When we put on The Dollhouse at the UW, the lead actress disliked direct light in the face.
Oh, that must have driven you batshit! Possibly she should have reconsidered her choice of major, or at least gone into voice work so she could spend all her time in a dark little booth.
"Always hits his/her mark" may be faint praise, but it's still praise -- consistently being where you need to be, when they need you, without making a fuss about it, makes everything so infinitely easier for all those other people who are also doing this for a living, and usually sweating to meet deadlines and budgets and working under approximately a billion other urgent constraints.
"Always hits his/her mark" may be faint praise
I've always assumed it was shorthand for a certain level of professionalism, and not a literal "Wow, s/he's really good at counting steps!" which would be kind of backhanded.
lead actress disliked direct light in the face.
Da-buh? Weird.
Though I've worked with more than my fair share of actors who can't ever seem to find their light. Light is hot & bright. I don't know how they can fail to find it, but they do. There's been times when I've thought it would be easier to just have a million spotlights following everyone around.
I'm with Jessica-- I assumed that the actor would be both both literally hitting their marks and hitting their marks in knowing their lines, delivering a consistant performance, etc...
I was more addressing Betsy's question about hitting one's mark as being the minimally polite compliment from one actor-person to another -- even if it's minimal praise compared to "So brilliant I would hack off my own left arm and eat it for the chance to work with her/him again," it's still praise, and it carries with it a whole lot of unspoken assumptions about professionalism, respect for one's co-workers and the ensemble nature of the work, etc.
Light is hot & bright. I don't know how they can fail to find it, but they do.
It's totally baffling.
Oh, don't i know it. I stage managed for some time, and I had an actor who couldn't find his light.
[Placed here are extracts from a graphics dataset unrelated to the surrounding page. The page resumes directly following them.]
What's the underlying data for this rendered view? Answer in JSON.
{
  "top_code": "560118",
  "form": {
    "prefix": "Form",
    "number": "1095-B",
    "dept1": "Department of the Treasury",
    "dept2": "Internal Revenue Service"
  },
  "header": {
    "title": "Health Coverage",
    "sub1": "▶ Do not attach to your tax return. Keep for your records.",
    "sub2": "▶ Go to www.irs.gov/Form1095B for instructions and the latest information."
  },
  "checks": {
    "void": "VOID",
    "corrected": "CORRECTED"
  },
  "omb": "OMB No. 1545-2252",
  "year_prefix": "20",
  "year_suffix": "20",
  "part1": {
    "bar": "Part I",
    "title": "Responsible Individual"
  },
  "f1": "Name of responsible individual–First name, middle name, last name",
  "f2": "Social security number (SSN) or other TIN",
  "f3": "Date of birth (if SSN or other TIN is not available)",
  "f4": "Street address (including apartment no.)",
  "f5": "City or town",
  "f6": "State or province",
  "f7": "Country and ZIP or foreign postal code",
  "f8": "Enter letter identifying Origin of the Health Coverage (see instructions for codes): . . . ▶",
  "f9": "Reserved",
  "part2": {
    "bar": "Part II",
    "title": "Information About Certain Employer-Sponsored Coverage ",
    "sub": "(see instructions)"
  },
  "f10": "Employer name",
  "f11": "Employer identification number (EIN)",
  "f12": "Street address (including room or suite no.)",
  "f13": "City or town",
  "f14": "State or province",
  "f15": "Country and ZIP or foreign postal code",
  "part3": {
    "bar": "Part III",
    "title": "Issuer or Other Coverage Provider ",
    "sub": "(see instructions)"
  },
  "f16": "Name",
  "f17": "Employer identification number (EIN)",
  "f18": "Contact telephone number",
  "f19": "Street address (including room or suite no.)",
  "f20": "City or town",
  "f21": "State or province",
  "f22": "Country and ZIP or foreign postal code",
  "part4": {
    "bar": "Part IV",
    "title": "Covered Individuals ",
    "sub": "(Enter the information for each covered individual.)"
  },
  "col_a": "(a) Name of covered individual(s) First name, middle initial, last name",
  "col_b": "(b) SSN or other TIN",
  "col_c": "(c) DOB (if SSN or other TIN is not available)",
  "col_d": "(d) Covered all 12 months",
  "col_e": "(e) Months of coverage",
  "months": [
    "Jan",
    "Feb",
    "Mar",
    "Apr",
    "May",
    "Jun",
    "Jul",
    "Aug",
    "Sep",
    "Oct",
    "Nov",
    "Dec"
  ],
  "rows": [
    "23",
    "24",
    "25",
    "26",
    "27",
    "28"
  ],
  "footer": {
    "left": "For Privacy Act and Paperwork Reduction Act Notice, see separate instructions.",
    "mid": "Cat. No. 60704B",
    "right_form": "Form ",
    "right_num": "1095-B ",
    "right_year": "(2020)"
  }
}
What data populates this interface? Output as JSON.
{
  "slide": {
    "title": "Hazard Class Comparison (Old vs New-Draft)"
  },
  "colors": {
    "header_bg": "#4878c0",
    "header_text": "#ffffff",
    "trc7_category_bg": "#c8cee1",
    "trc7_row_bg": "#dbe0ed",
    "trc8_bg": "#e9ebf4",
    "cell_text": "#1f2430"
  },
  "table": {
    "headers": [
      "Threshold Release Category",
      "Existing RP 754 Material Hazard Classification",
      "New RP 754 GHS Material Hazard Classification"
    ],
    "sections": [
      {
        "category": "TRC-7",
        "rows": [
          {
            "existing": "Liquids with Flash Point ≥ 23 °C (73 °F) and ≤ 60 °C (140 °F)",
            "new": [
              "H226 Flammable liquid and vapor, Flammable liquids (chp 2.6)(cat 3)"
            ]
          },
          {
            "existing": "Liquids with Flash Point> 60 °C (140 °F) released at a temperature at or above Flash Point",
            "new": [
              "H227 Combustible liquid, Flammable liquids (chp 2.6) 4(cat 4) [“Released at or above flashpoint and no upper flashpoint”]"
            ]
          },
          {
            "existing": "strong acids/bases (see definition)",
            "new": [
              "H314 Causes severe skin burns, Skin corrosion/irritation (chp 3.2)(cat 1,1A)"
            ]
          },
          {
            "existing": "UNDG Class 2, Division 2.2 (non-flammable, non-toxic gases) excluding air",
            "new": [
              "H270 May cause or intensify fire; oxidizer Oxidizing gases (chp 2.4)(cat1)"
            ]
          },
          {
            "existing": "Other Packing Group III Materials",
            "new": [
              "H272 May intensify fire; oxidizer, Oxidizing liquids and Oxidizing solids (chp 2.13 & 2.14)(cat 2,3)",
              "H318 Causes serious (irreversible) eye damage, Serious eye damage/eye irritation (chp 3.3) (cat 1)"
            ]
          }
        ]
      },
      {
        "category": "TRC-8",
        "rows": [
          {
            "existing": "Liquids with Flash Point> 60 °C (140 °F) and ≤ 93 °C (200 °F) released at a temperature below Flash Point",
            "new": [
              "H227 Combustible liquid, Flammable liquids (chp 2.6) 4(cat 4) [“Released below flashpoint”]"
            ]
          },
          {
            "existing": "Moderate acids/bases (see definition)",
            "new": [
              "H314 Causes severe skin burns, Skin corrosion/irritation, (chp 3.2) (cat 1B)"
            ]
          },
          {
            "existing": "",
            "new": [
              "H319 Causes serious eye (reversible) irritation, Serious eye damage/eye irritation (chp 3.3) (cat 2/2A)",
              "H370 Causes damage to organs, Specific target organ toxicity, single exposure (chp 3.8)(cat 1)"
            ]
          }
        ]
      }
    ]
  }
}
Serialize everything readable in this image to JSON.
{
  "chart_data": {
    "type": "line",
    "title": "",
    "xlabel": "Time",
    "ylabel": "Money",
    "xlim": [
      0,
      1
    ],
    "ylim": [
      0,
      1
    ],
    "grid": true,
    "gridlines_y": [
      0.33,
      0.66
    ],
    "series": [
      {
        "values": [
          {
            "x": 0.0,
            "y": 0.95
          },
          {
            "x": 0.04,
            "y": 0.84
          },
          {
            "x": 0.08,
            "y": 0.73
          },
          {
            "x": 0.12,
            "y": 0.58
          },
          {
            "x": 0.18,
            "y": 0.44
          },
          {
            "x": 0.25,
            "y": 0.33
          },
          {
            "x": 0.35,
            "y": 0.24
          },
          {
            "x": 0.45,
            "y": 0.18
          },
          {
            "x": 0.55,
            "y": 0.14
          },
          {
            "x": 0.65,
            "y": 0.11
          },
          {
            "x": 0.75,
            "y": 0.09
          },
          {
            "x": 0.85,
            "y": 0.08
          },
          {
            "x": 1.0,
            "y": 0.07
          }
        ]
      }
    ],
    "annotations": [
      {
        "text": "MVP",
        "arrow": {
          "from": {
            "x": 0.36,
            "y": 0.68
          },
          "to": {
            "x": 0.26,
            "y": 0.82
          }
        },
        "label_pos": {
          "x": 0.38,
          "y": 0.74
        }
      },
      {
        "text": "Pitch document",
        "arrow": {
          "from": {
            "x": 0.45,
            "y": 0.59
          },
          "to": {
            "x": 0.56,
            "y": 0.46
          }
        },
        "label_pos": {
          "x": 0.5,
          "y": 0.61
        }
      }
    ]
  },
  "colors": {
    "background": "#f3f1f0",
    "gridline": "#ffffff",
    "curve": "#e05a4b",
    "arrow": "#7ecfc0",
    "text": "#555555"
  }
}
I finally had him stand on the mark with the light out, then turned the light on, so that he could feel the difference. he looked surprised when it was warmer and brighter.
I worked lights on a show where the lead actress gave her best possible secret agent impression, ducking from shadow to shadow. Pity she was in a 1776 rip-off at the time.
So we're in agreement with JZ and all is right with the world.
Also, I have worked with those light avoiding actor beasts, and it puzzles me.
Also, I have worked with those light avoiding actor beasts, and it puzzles me.
Anybody else read that as "breasts" instead of "beasts"?
Just me then, I guess.
Car-centric things bore me.
This made me recall the car-centric shows I grew up watching (and heavily influenced my driving style) or at least featured a car chase every week. I'm talking shows like Knight Rider, Dukes of Hazzard, Fall Guy, A-Team, just about anything by Cannell really. Seems the car chase has been phased out in favor of scientific investigation lately.
The cars were almost characters on the show. I was looking foward to the car-centric stuff.